A U.S. House panel is trying to cut the funding that would be available to would-be organizers of a new type nonprofit, member-owned health insurer.
Members of the House Appropriations subcommittee that oversees the U.S. Department of Health and Human Services (HHS) voted Wednesday to approve a draft bill that would rescind $3 billion in funding that Congress has provided for the Consumer Operated and Oriented Plan (CO-OP) program in the Patient Protection and Affordable Care Act of 2010 (PPACA).

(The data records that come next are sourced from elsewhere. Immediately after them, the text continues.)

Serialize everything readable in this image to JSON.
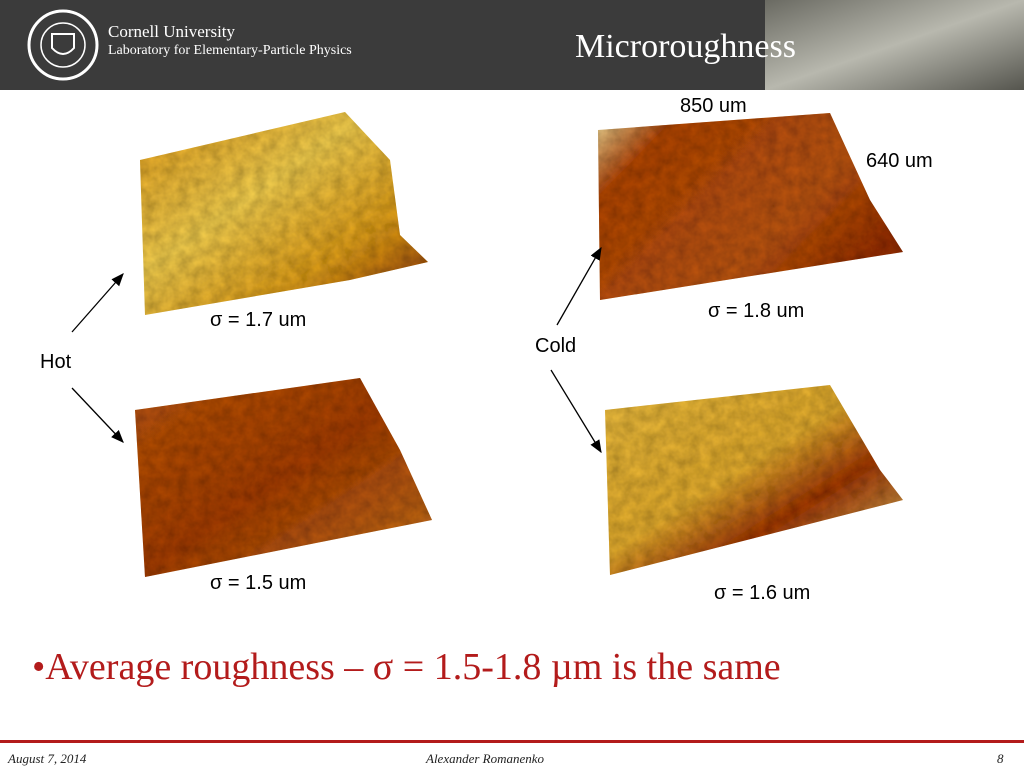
{
  "header": {
    "university": "Cornell University",
    "lab": "Laboratory for Elementary-Particle Physics",
    "title": "Microroughness"
  },
  "dimensions": {
    "width": "850 um",
    "height": "640 um"
  },
  "groups": [
    {
      "label": "Hot"
    },
    {
      "label": "Cold"
    }
  ],
  "samples": [
    {
      "sigma": "σ = 1.7 um"
    },
    {
      "sigma": "σ = 1.5 um"
    },
    {
      "sigma": "σ = 1.8 um"
    },
    {
      "sigma": "σ = 1.6 um"
    }
  ],
  "bullet": "•Average roughness – σ = 1.5-1.8 µm is the same",
  "footer": {
    "date": "August 7, 2014",
    "author": "Alexander Romanenko",
    "page": "8"
  }
}
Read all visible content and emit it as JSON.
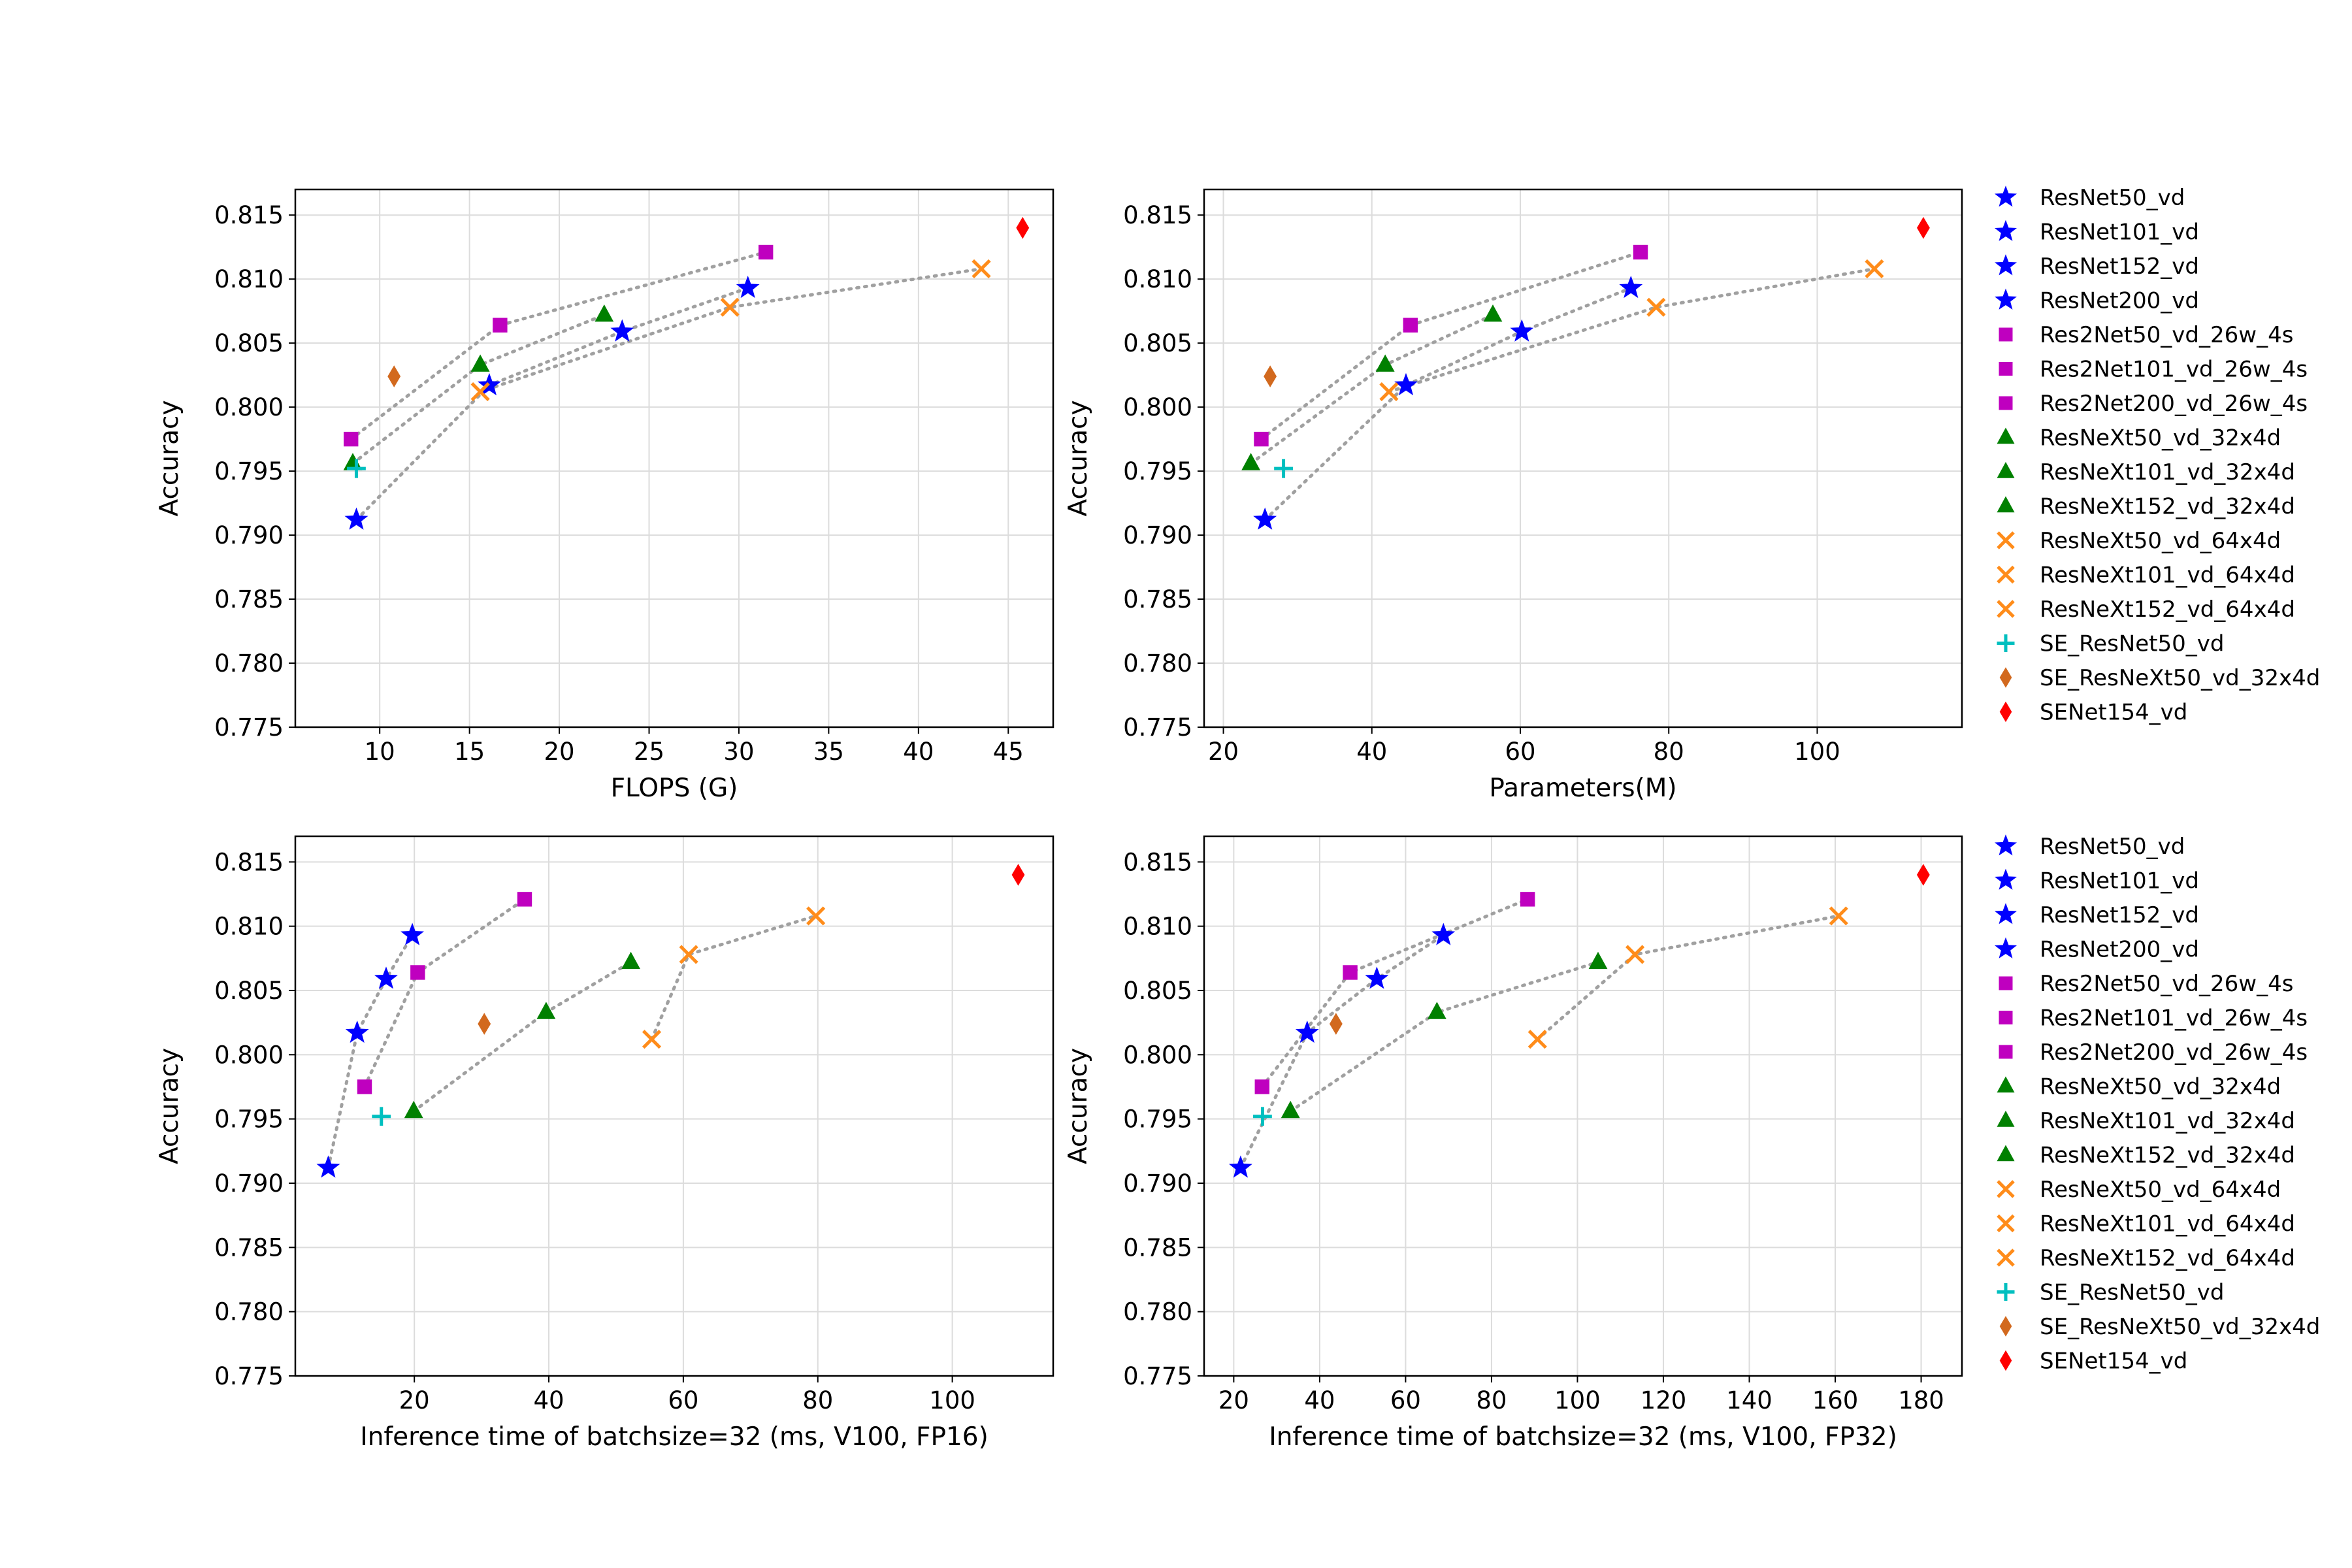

The draft bill also would prohibit HHS from using Centers for Medicare & Medicaid Services (CMS) program management funding to operate the Center for Consumer Information and Insurance Oversight (CCIIO), the agency now in charge of implementing many PPACA provisions.
John Morrison, president of the National Alliance of State Health CO-OPs (NASHCO), Helena, Mont., says in a statement about the proposed CO-OP funding cut that HHS already has promised 17 CO-OP organizers about $1.3 billion in loans.
That amount "is more than would be left for the program if this proposal were to become law," Morrison says. "Instead of working to improve the health care system in our country in a pragmatic and bipartisan way — which is what health CO-OPs are currently undertaking -= the members of the subcommittee who voted for this legislation seem to be focused on creating a political issue for November."